1. Describe how you can maximise the union rate for a midfoot arthrodesis.

2. In the context of hallux valgus deformity, what is congruency, and how does it affect your decision-making process?

3. What radiographs do you use to assess hallux valgus deformity, what angles do you measure and how does this influence your choice of operation?

4. What surgical approach do you use for a first metatarsal osteotomy, and what are the important structures at risk?

5. Describe the blood supply to the first metatarsal head. How can your choice of hallux valgus procedure affect the blood supply?

6. What structures do you need to identify in performing a lateral release in a hallux valgus deformity?

7. In a Scarf osteotomy, what is ‘troughing’, and how does the design of your osteotomy influence occurrence?

8. Why is a Keller’s procedure generally poorly tolerated by patients, and when would you consider performing one?

9. What are the key differences between a Weil’s and a Helal’s osteotomy of the lesser metatarsals?

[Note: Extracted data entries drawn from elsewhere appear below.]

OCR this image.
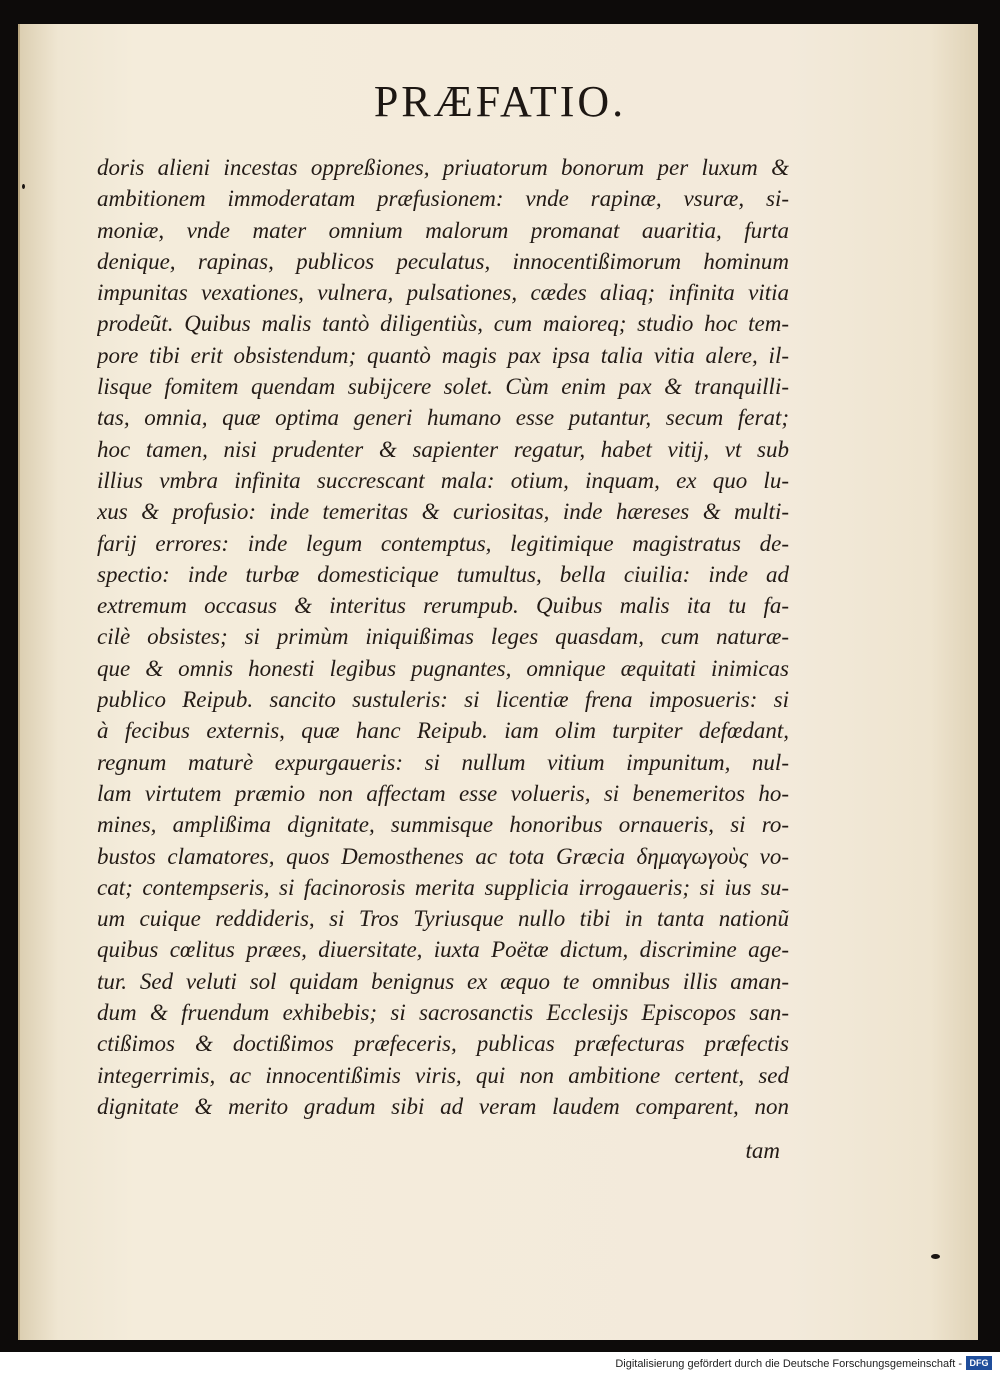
PRÆFATIO.
doris alieni incestas oppreßiones, priuatorum bonorum per luxum &
ambitionem immoderatam præfusionem: vnde rapinæ, vsuræ, si-
moniæ, vnde mater omnium malorum promanat auaritia, furta
denique, rapinas, publicos peculatus, innocentißimorum hominum
impunitas vexationes, vulnera, pulsationes, cædes aliaq; infinita vitia
prodeũt. Quibus malis tantò diligentiùs, cum maioreq; studio hoc tem-
pore tibi erit obsistendum; quantò magis pax ipsa talia vitia alere, il-
lisque fomitem quendam subijcere solet. Cùm enim pax & tranquilli-
tas, omnia, quæ optima generi humano esse putantur, secum ferat;
hoc tamen, nisi prudenter & sapienter regatur, habet vitij, vt sub
illius vmbra infinita succrescant mala: otium, inquam, ex quo lu-
xus & profusio: inde temeritas & curiositas, inde hæreses & multi-
farij errores: inde legum contemptus, legitimique magistratus de-
spectio: inde turbæ domesticique tumultus, bella ciuilia: inde ad
extremum occasus & interitus rerumpub. Quibus malis ita tu fa-
cilè obsistes; si primùm iniquißimas leges quasdam, cum naturæ-
que & omnis honesti legibus pugnantes, omnique æquitati inimicas
publico Reipub. sancito sustuleris: si licentiæ frena imposueris: si
à fecibus externis, quæ hanc Reipub. iam olim turpiter defœdant,
regnum maturè expurgaueris: si nullum vitium impunitum, nul-
lam virtutem præmio non affectam esse volueris, si benemeritos ho-
mines, amplißima dignitate, summisque honoribus ornaueris, si ro-
bustos clamatores, quos Demosthenes ac tota Græcia δημαγωγοὺς vo-
cat; contempseris, si facinorosis merita supplicia irrogaueris; si ius su-
um cuique reddideris, si Tros Tyriusque nullo tibi in tanta nationũ
quibus cœlitus præes, diuersitate, iuxta Poëtæ dictum, discrimine age-
tur. Sed veluti sol quidam benignus ex æquo te omnibus illis aman-
dum & fruendum exhibebis; si sacrosanctis Ecclesijs Episcopos san-
ctißimos & doctißimos præfeceris, publicas præfecturas præfectis
integerrimis, ac innocentißimis viris, qui non ambitione certent, sed
dignitate & merito gradum sibi ad veram laudem comparent, non
tam
Digitalisierung gefördert durch die Deutsche Forschungsgemeinschaft - DFG
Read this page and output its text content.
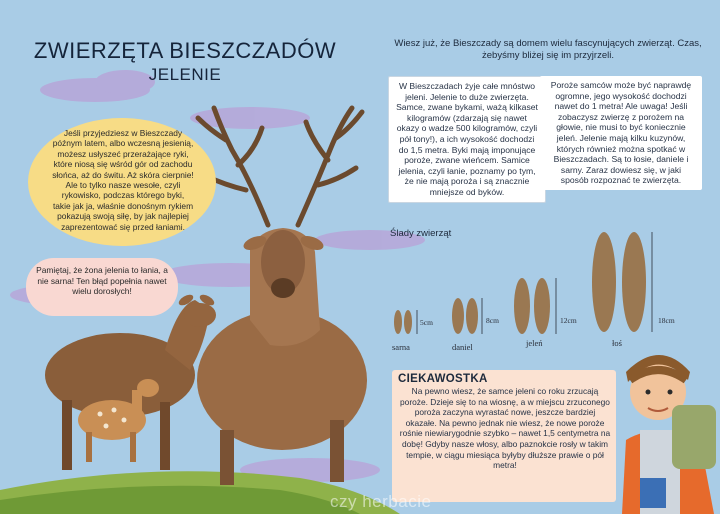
ZWIERZĘTA BIESZCZADÓW
JELENIE
Wiesz już, że Bieszczady są domem wielu fascynujących zwierząt. Czas, żebyśmy bliżej się im przyjrzeli.

W Bieszczadach żyje całe mnóstwo jeleni. Jelenie to duże zwierzęta. Samce, zwane bykami, ważą kilkaset kilogramów (zdarzają się nawet okazy o wadze 500 kilogramów, czyli pół tony!), a ich wysokość dochodzi do 1,5 metra. Byki mają imponujące poroże, zwane wieńcem. Samice jelenia, czyli łanie, poznamy po tym, że nie mają poroża i są znacznie mniejsze od byków.

Poroże samców może być naprawdę ogromne, jego wysokość dochodzi nawet do 1 metra! Ale uwaga! Jeśli zobaczysz zwierzę z porożem na głowie, nie musi to być koniecznie jeleń. Jelenie mają kilku kuzynów, których również można spotkać w Bieszczadach. Są to łosie, daniele i sarny. Zaraz dowiesz się, w jaki sposób rozpoznać te zwierzęta.

Ślady zwierząt
5cm	8cm	12cm	18cm
sarna	daniel	jeleń	łoś
Jeśli przyjedziesz w Bieszczady późnym latem, albo wczesną jesienią, możesz usłyszeć przerażające ryki, które niosą się wśród gór od zachodu słońca, aż do świtu. Aż skóra cierpnie! Ale to tylko nasze wesołe, czyli rykowisko, podczas którego byki, takie jak ja, właśnie donośnym rykiem pokazują swoją siłę, by jak najlepiej zaprezentować się przed łaniami.
Pamiętaj, że żona jelenia to łania, a nie sarna! Ten błąd popełnia nawet wielu dorosłych!
CIEKAWOSTKA
Na pewno wiesz, że samce jeleni co roku zrzucają poroże. Dzieje się to na wiosnę, a w miejscu zrzuconego poroża zaczyna wyrastać nowe, jeszcze bardziej okazałe. Na pewno jednak nie wiesz, że nowe poroże rośnie niewiarygodnie szybko – nawet 1,5 centymetra na dobę! Gdyby nasze włosy, albo paznokcie rosły w takim tempie, w ciągu miesiąca byłyby dłuższe prawie o pół metra!
czy herbacie
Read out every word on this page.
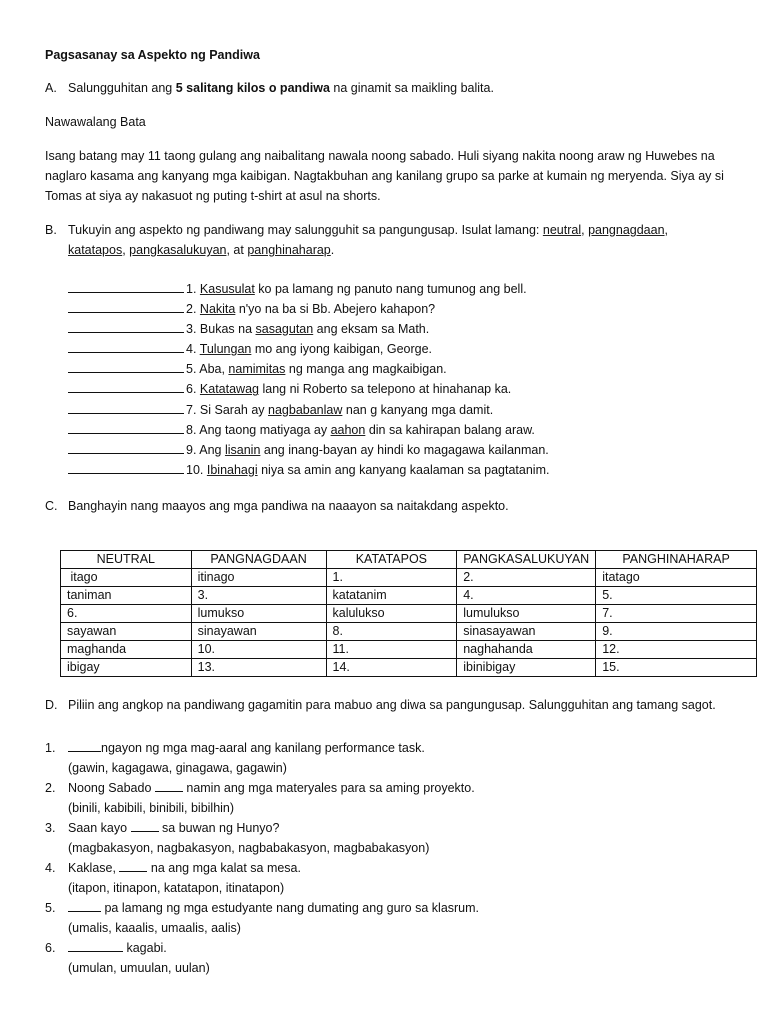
Pagsasanay sa Aspekto ng Pandiwa
A. Salungguhitan ang 5 salitang kilos o pandiwa na ginamit sa maikling balita.
Nawawalang Bata
Isang batang may 11 taong gulang ang naibalitang nawala noong sabado. Huli siyang nakita noong araw ng Huwebes na naglaro kasama ang kanyang mga kaibigan. Nagtakbuhan ang kanilang grupo sa parke at kumain ng meryenda. Siya ay si Tomas at siya ay nakasuot ng puting t-shirt at asul na shorts.
B. Tukuyin ang aspekto ng pandiwang may salungguhit sa pangungusap. Isulat lamang: neutral, pangnagdaan,
katatapos, pangkasalukuyan, at panghinaharap.
1. Kasusulat ko pa lamang ng panuto nang tumunog ang bell.
2. Nakita n'yo na ba si Bb. Abejero kahapon?
3. Bukas na sasagutan ang eksam sa Math.
4. Tulungan mo ang iyong kaibigan, George.
5. Aba, namimitas ng manga ang magkaibigan.
6. Katatawag lang ni Roberto sa telepono at hinahanap ka.
7. Si Sarah ay nagbabanlaw nan g kanyang mga damit.
8. Ang taong matiyaga ay aahon din sa kahirapan balang araw.
9. Ang lisanin ang inang-bayan ay hindi ko magagawa kailanman.
10. Ibinahagi niya sa amin ang kanyang kaalaman sa pagtatanim.
C. Banghayin nang maayos ang mga pandiwa na naaayon sa naitakdang aspekto.
NEUTRAL	PANGNAGDAAN	KATATAPOS	PANGKASALUKUYAN	PANGHINAHARAP
itago	itinago	1.	2.	itatago
taniman	3.	katatanim	4.	5.
6.	lumukso	kalulukso	lumulukso	7.
sayawan	sinayawan	8.	sinasayawan	9.
maghanda	10.	11.	naghahanda	12.
ibigay	13.	14.	ibinibigay	15.
D. Piliin ang angkop na pandiwang gagamitin para mabuo ang diwa sa pangungusap. Salungguhitan ang tamang sagot.
1.	ngayon ng mga mag-aaral ang kanilang performance task.
(gawin, kagagawa, ginagawa, gagawin)
2. Noong Sabado  namin ang mga materyales para sa aming proyekto.
(binili, kabibili, binibili, bibilhin)
3. Saan kayo  sa buwan ng Hunyo?
(magbakasyon, nagbakasyon, nagbabakasyon, magbabakasyon)
4. Kaklase,  na ang mga kalat sa mesa.
(itapon, itinapon, katatapon, itinatapon)
5.	pa lamang ng mga estudyante nang dumating ang guro sa klasrum.
(umalis, kaaalis, umaalis, aalis)
6.	kagabi.
(umulan, umuulan, uulan)
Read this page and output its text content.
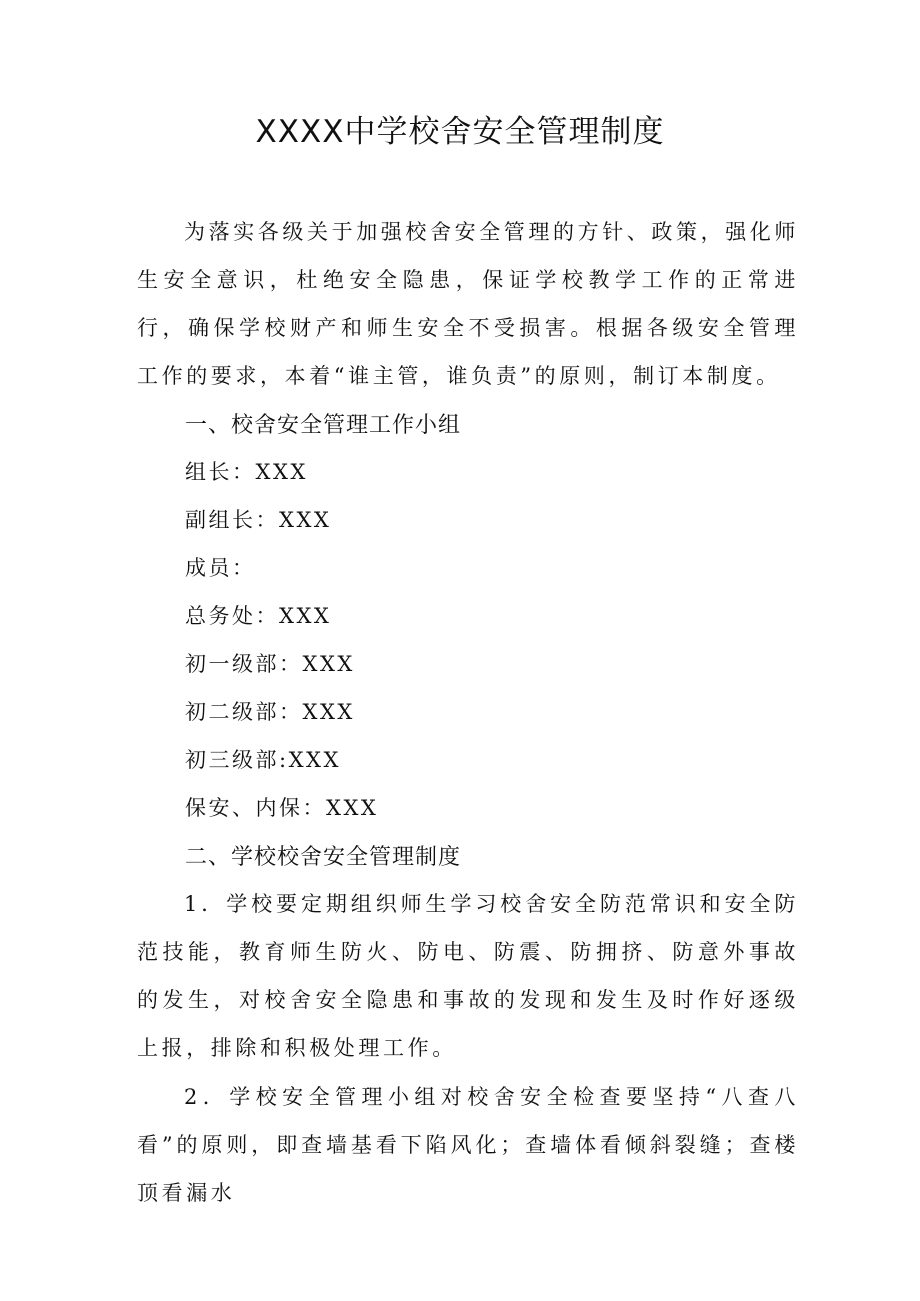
XXXX中学校舍安全管理制度

为落实各级关于加强校舍安全管理的方针、政策，强化师生安全意识，杜绝安全隐患，保证学校教学工作的正常进行，确保学校财产和师生安全不受损害。根据各级安全管理工作的要求，本着“谁主管，谁负责”的原则，制订本制度。

一、校舍安全管理工作小组

组长：XXX

副组长：XXX

成员：

总务处：XXX

初一级部：XXX

初二级部：XXX

初三级部:XXX

保安、内保：XXX

二、学校校舍安全管理制度

1．学校要定期组织师生学习校舍安全防范常识和安全防范技能，教育师生防火、防电、防震、防拥挤、防意外事故的发生，对校舍安全隐患和事故的发现和发生及时作好逐级上报，排除和积极处理工作。

2．学校安全管理小组对校舍安全检查要坚持“八查八看”的原则，即查墙基看下陷风化；查墙体看倾斜裂缝；查楼顶看漏水
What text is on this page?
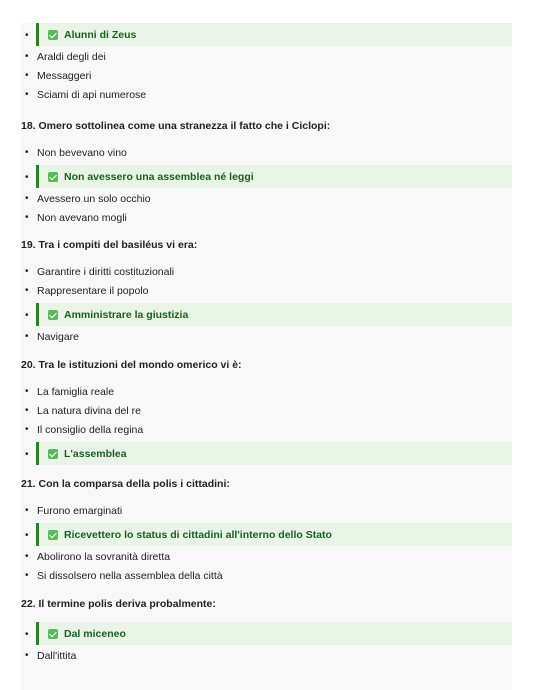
•	Alunni di Zeus
• Araldi degli dei
• Messaggeri
• Sciami di api numerose
18. Omero sottolinea come una stranezza il fatto che i Ciclopi:
• Non bevevano vino
•	Non avessero una assemblea né leggi
• Avessero un solo occhio
• Non avevano mogli
19. Tra i compiti del basiléus vi era:
• Garantire i diritti costituzionali
• Rappresentare il popolo
•	Amministrare la giustizia
• Navigare
20. Tra le istituzioni del mondo omerico vi è:
• La famiglia reale
• La natura divina del re
• Il consiglio della regina
•	L'assemblea
21. Con la comparsa della polis i cittadini:
• Furono emarginati
•	Ricevettero lo status di cittadini all'interno dello Stato
• Abolirono la sovranità diretta
• Si dissolsero nella assemblea della città
22. Il termine polis deriva probalmente:
•	Dal miceneo
• Dall'ittita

10. What is the difference between a claw toe, mallet toe and a hammer toe?

     

     

11. Describe the mechanics of a Girdlestone tendon transfer for the lesser toes and when you would perform this.

12. How do you assess the severity of hallux rigidus, and how does this influence your treatment options?

13. What is the optimum position of arthrodesis of the first metatarsophalangeal joint (MTPJ), and how would you assess this intraoperatively?

14. Describe the anatomy of a toenail. How does this knowledge help in the treatment of ingrowing nails?

15. What is a Morton’s neuroma, and where is it most commonly found?

16. How does movement of the subtalar joint in gait affect movement of the Chopart joints (talonavicular and calcaneocuboid)?

17. Describe your understanding of the concept of ‘talar neutral’, and why is this useful in assessing foot position?

18. What surgical approach do you use to reach the subtalar joint, what are the landmarks and what structures are at risk?

19. What structures are at risk during a calcaneal osteotomy?

20. When would you consider performing a lateralising calcaneal osteotomy?